The presentation by Dr. Johannes Buchheim, Glatt Ingenieurtechnik, Weimar, Germany, is entitled “Aerosol-based processes for the production of battery materials”:
Materials and methods
Preparation of cathode active materials
The development of new cathode materials based on the layered oxide LiCoO2 led to lithium-nickel-manganese oxides NMC and lithium-nickel-aluminium oxides NCA, among others, by substituting cobalt with other elements. In addition to these materials, which are mainly used for electromobility, there are also oxides of the olivine structure, e.g., lithium iron phosphate LiFePO4, and materials of the spinel structure LiMn2-xNixO4. The production of these active materials involves a variety of methods, some of which require several process steps. These include precipitation and solid-state reactions, hydrothermal processes and sol-gel processes. By using aerosol-based spray drying and spray calcination processes, the process steps can be reduced, and continuous production can be realised.
Preparation of anodic active materials
Graphite is a common anode material. The theoretical capacity of this material is limited to a theoretical capacity of 372 mAh/g due to the formation of the compound LiC6. The drive towards higher energy densities has led to a focus on other elements. Silicon offers an alternative solution due to its good availability and a much higher theoretical capacity of 3600 mAh/g. A volume change of 320% during the charging and discharging cycle leads to particle breakage, loss of contact with the current arrester and continuous erosion of the protective boundary layer between the silicon and the electrolyte. The production of silicon-carbon composite materials offers a promising approach to compensate for the volume change. Production can be carried out using continuously guided aerosol-based processes based on spray drying and spray calcination.

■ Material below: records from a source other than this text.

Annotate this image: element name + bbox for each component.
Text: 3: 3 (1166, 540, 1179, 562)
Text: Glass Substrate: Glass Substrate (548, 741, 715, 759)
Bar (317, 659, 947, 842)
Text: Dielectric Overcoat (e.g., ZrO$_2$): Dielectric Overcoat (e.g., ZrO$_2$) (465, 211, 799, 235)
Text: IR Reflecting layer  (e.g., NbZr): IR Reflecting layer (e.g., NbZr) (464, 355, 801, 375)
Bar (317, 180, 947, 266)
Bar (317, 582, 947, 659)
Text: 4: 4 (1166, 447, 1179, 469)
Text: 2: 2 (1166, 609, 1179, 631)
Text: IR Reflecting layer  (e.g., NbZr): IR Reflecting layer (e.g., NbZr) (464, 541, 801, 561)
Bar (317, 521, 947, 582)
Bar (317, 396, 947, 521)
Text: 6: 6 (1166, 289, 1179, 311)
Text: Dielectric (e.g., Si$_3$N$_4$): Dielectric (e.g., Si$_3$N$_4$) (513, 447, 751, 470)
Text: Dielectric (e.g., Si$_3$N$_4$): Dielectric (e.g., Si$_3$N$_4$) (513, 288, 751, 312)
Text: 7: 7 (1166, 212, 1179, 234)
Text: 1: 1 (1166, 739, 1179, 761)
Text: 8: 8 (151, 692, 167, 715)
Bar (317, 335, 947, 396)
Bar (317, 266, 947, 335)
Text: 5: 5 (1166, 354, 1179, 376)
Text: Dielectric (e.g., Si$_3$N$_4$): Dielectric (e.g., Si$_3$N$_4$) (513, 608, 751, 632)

Production of solid electrolytes
Another method of increasing energy density is the development of solid-state batteries in which the liquid electrolyte is replaced by a lithium-conducting material, for example lithium lanthanum zirconium oxide LLZO. This allows metallic lithium to be used as the anode material (theoretical capacity of 3860 mAh/g). The challenge here lies in the synthesis of the solid electrolyte. The reaction time can be shortened by producing it using aerosol-based processes.
Coating of cathode materials
Another representative of solid-state electrolytes is lithium phosphorus sulphide LPS. The material is characterised by a high ionic conductivity. However, the material is chemically less stable against oxidic cathode materials, so that a coating of the active materials is necessary. Lithium phosphate Li3PO4, lithium niobate LiNbO3, lithium borate LixByOz and lithium titanium oxide LTO are being discussed. Processes based on spray drying and spray calcination can also be used for this in order to realise continuous processing.